I wanted to let yall know...

Thank you for posting this up, Terry. Really sorry for your loss.

Next time I'm down in your next of the woods, the supper is on me. :)
 
I'm terrible at expressing condolences. I can only imagine what you and your family gone through over the last few months. Try to focus on all of the wonderful experiences that you two shared over a lifetime. Memories are what keep loved ones alive in our hearts. Your offer to help anyone else, even in this time of sorrow, gives a glimpse of what a special man your wife chose.
 
So sorry for your loss...my prayers to you and family to coop with this.

Beloved persons you have lost are just in a next door room, the only thing is you cannot enter that room and come back
 
I am very sad to hear of your loss. My wife lost her Father to Cancer a number of years ago and the pain the family felt was immense.

I sent you a PM with some comforting thoughts.
 
Terry, I'm sorry to hear about the loss of your wife and children's mother. I pray you and your children will find the strength to cope and support each other.

These posts remind us that whilst we love our bikes, our families are what really count.
 
Terry, at dads funeral my sisters father-in-law read this poem to us. Its the one thing that really meant something to me, so I would like to read it you you and your children.
(In my best voice)
IF TOMORROW STARTS WITHOUT ME.
When tomorrow starts without me, and I'm not there to see,
if the sun should rise and find your eyes, all filled with tears for me;
I wish so much you wouldn't cry, the way you did today.
While thinking of the many things, we didn't get to say.
I know how much you love me, as much as I love you.
And each time you think of me, I know you'll miss me too.
But when tomorrow starts without me, please try to understand
that an angle came and called my name, and took me by the hand.
And said my place was ready in Heaven far above.
And that I'd have to leave behind all those I dearly love.
But as I turned to walk away a tear fell from my eye.
for all my life I'd always thought I didn't want to die.
I had so much to live for, so much yet to do.
It seemed almost impossible that I was leaving you.
I thought of all the yesterdays, the good ones and the bad.
I thought of all the love we shared and all the fun we had.
If I could relive yesterday, just even for a while.
I'd say good-bye and kiss you, and maybe see you smile.
But then I fully realize that this could never be
for emptiness and memories would take the place of me.
And when I thought of worldly thing I might miss, come tomorrow
I thought of you and when I did my heart filled with sorrow.
But when I walked through Heaven's gates I felt so much at home
when God looked down and smiled at me from his great golden throne.
He said " this is eternity and I've promised you
today for life on earth is past, but here starts anew."
" I promise no tomorrow but today will always last.
And since each day is the same day there's no longing for the past."
"But you have been so faithful, so trusting and so true.
Though there were times you did some things, you knew you shouldn't do."
"But you have been forgiven and now at last you'r free.
So won't you take my hand, and share my life with me?"
So when tomorrow starts without me, dont think we're far apart.
For every time you think of me.. I'm right here in your heart.

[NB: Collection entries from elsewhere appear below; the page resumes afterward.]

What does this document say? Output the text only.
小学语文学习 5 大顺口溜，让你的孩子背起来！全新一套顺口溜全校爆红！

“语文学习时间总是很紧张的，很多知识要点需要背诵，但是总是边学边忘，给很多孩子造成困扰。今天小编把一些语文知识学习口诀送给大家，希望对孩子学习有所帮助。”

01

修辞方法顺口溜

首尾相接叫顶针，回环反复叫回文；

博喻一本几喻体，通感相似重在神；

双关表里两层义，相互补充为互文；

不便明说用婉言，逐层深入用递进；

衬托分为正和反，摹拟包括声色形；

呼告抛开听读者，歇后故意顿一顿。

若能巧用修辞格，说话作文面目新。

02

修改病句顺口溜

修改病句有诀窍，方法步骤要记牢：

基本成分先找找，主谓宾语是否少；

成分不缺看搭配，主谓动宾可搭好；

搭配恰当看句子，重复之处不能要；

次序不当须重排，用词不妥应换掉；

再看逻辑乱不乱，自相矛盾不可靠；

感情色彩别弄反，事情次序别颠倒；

I am not sure who the author is.
Hope this helps alittle.
 
Terry more than most, I know how hard it is caring for and lossing someone with terminal cancer,I lost my only child [Tessa] at the age of 24yrs after 13mths of figthing it.I was her carer,being a single Dad she lived with me most of her life. Eleven years have passed and not a day goes by without thinking of her. It does get a little easier after time as I know she would want me to get on with my life as I would want her to do if it was me.The only thing you can do for her now is to take special care of your children and yourself. take care, Jeff
 
Thanks to all.

Mike, you have been very comforting, as have been many others. Thank you.

Jeff... I cant imagine the pain that you went through, and are still enduring. Im sure that it was difficult for you to share this with us.
 
May she Rest in Peace. I hope knowing you did all you could and making things as comfortable as possible for her helps you and your family in these rough times.